Parse.ly rose out of publishers’ dissatisfaction with simple pageviews and some publisher-specific limitations in Google Analytics. It’s not as intense as Chartbeat, the more-traffic-now platform that terrified every working blogger I know. (Even a massive enterprise content marketing program I’ve consulted with said Chartbeat data was “too much.”) Parse.ly has always billed itself as the Thinking Publisher’s Content Measurement platform.
Parse.ly tries to distill the very real problem of Google Analytics confusion into a few basic metrics. Their sales presentations insist that more editors and writers will actually look at Parse.ly data because it’s easier to understand, and more editors looking at data is a good thing (very true)!
But is Parse.ly data actually better for content measurement?

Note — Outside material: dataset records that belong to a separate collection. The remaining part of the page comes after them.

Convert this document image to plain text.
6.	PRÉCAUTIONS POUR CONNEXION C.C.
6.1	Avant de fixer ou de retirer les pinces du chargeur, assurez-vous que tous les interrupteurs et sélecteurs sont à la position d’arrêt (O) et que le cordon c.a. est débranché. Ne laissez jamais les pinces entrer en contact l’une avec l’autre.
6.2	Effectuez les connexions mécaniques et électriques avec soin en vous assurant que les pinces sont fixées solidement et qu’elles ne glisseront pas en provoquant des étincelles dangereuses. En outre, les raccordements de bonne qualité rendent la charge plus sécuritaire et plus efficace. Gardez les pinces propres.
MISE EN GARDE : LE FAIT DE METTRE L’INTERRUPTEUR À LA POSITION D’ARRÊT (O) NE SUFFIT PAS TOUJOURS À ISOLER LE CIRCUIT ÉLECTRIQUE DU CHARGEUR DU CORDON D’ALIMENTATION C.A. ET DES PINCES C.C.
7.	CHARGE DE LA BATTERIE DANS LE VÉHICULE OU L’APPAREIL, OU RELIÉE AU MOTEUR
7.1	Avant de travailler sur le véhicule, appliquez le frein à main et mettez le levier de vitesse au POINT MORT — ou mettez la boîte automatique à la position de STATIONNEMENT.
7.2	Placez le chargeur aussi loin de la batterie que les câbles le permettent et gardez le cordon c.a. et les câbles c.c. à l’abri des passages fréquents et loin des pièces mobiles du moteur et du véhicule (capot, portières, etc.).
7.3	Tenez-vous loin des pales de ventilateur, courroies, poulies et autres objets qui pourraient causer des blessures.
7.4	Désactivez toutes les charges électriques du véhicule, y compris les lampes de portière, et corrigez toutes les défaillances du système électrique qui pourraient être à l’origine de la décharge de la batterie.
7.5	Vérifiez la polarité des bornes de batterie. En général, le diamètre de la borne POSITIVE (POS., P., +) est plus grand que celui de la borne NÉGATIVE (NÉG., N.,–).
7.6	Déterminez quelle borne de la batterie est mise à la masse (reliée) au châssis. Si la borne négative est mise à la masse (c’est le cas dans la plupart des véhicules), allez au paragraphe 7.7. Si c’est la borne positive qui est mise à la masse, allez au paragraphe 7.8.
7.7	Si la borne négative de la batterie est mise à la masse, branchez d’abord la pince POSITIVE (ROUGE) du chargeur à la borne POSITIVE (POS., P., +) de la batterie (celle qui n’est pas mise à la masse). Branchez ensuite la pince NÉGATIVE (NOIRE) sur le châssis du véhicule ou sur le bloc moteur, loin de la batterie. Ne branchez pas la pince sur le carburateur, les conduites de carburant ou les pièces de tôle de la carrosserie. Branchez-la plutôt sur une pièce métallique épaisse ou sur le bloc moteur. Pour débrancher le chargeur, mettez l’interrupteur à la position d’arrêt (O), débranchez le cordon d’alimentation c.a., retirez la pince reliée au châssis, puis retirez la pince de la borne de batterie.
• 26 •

Parse.ly’s out-of-the-box setup measures two dimensions that require significant custom configuration in Google Analytics: engaged time on page and segmentation of most recent content published.
As discussed above, the tool’s engaged time on page is their signature metric. Especially in these days of tiny mobile screens, users move a lot when we consume content. We move our mouse around, scroll through content, put our fingers on the screen. Parse.ly’s tracker uses these tiny movements to indicate “heartbeat” or engaged time on page. It’s a great approach to content measurement, especially when trying to measure active readers who often have 20 tabs open at once and only spend 5 minutes actually reading them!
The other giant strength Parse.ly offers is segmentation of all of your most recent stories. In Google Analytics, unless you have dates in your URLs (gauche!), it’s super difficult to segment most recent content published and requires a custom setup with your CMS.
But in publishing, sometimes you just want recent and not evergreen content! You’ve published 50 articles this week and — even though that piece from a month ago is going strong — sometimes you really only want to look at the aggregate of content published this week. Parse.ly allows you to segment recent content metrics easily and provides explanation of those metrics in the interface. It’s rad.
Users who are concerned about real-time performance can also look at what’s happening in the past few seconds… but unless you’re breaking news, I don’t recommend obsessing over that metric. Even if you’re breaking news, I don’t recommend obsessing over that metric. It’s a distraction (and the obsession with immediate returns and growth is damaging democracy, but that’s another story)!
Can Parse.ly replace Google Analytics? No. I can understand way more about how users perceive content with GA. GA is far easier to filter and customize. You can teach content measurement with GA. GA provides all of the elements but forces you to understand why you’re using each one. It was clearly created by and for engineers.
Parse.ly simplifies content measurement so users can understand performance without knowing what/why is being measured. It helps content creators understand measurement easily so they can go about their days. (That said, editors and journalists are brainy people and are perfectly able to understand content measurement, even if business misunderstanding of content performance and metrics like pageviews has historically made them suspicious of all traffic measurements.)
Parse.ly setup requires a developer. The tool only recently started offering conversion tracking, and that’s not an easy setup. Parse.ly offers an API but in these days of easy connections, it doesn’t really play well with other tools without a developer’s support.
But can Parse.ly supplement Google Analytics? Absolutely. 100%. I would recommend it for any publisher or content program that is regularly publishing multiple pieces of good content and cares about reader engagement and editorial’s engagement with reader data.